Il primo autore, in quanto pediatra, ha arricchito questa conoscenza con le capacità di osservazione e di comprensione derivate dall'esercizio quotidiano della sua professione: una conoscenza partecipe, quale "l'esperto" estraneo non ha. Nello stesso tempo il linguaggio riesce a essere "laico", quindi con la massima comprensibilità per tutti, ma soprattutto per i genitori, cui specificamente si rivolge. A questi pregi si aggiunge la capacità espressiva degli autori, che rende piacevole la lettura.

Il libro dunque parte da esperienze vissute, che però sono state elaborate ed approfondite attraverso il confronto con gli "esperti" e soprattutto da un lodevole impegnativo studio dei dati scientifici esistenti, che vengono correttamente esposti e sono puntualmente aggiornati. Esso rappresenta anche un significativo documento sulle difficoltà in cui viene spesso a trovarsi un genitore di bambino con ADHD a causa delle disfunzioni organizzative e delle insufficienti conoscenze che si trovano anche tra i medici, ampiamente testimoniato da un buon numero di lettere di genitori, non poche delle quali devono far riflettere i medici e in particolare i neuropsichiatri su un certo tipo di errore che è stato a lungo commesso. Un errore che fa parte di uno stereotipo culturale derivante da vecchie teorie o da cattiva interpretazione delle stesse e che si basa sull'assunto "la colpa è sempre dei genitori"! Com'è successo per l'autismo (potremo mai calcolare il danno e la sofferenza che questa impostazione ha provocato nei genitori e di conseguenza nei figli?), ora continua, a volte, per l'ADHD.

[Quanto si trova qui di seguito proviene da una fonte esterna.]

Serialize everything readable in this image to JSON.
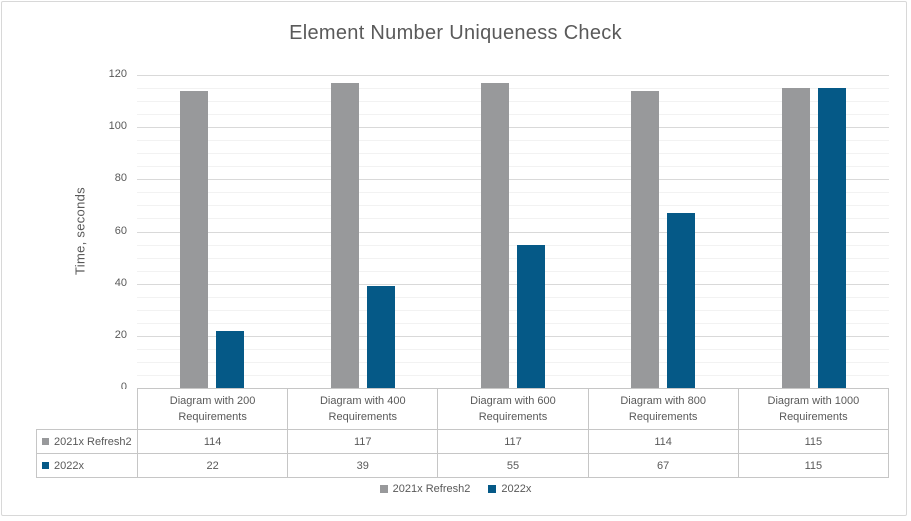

Già da anni la letteratura scientifica ha contraddetto queste teorie relativamente all' autismo e all'ADHD, ma evidentemente non tutti si aggiornano. Ben lungi dal negare che tante problematiche del bambino dipendano dall'ambiente e soprattutto da quello familiare, ma bisogna saper distinguere e non imputare allo stato d'ansia riscontrabile nella madre, ad esempio, la causa della patologia del bambino. Questo suggerisce una insufficiente capacità di approfondire i meccanismi della relazione interpersonale e a volte appare un modo del terapeuta di scaricare ad altri le responsabilità: «La colpa è di voi genitori, curatevi voi altrimenti io non posso far nulla per il bambino!». Anche nei casi in cui vi è una responsabilità più o meno ampia dei genitori, l'atteggiamento del terapeuta deve essere diverso, non accusatorio ma, secondo il proprio ruolo, "terapeutico", cioè di indirizzo, di richiamo e di ricerca della collaborazione da parte del genitore.

Più o meno indirettamente il libro mette in luce anche un'altra carenza che a volte si riscontra in alcuni operatori neuropsichiatrici (non solo in Italia): l'insufficiente conoscenza di tecniche terapeutiche in senso lato. Essi sono preparati per un solo tipo di psicoterapia efficace per alcuni disturbi, mentre non hanno evidentemente conoscenza di altre tecniche di intervento terapeutico non farmacologico, efficaci per altri tipi di disturbo. Questo perché è necessaria una maggiore capacità del terapeuta di usare approcci diversi in rapporto a problematiche diverse. Il libro non manca da questo punto di vista di segnalare interventi semplici ma talora molto efficaci di guida ai genitori e agli insegnanti.

Un libro per laici, che sarà utile pure ai medici e agli altri operatori del settore, perché dà un panorama scientificamente corretto dell'ADHD e degli interventi da adottare in favore di coloro che ne soffrono e anche perché riporta, attraverso le lettere dei genitori, una istruttiva esperienza di casi clinici.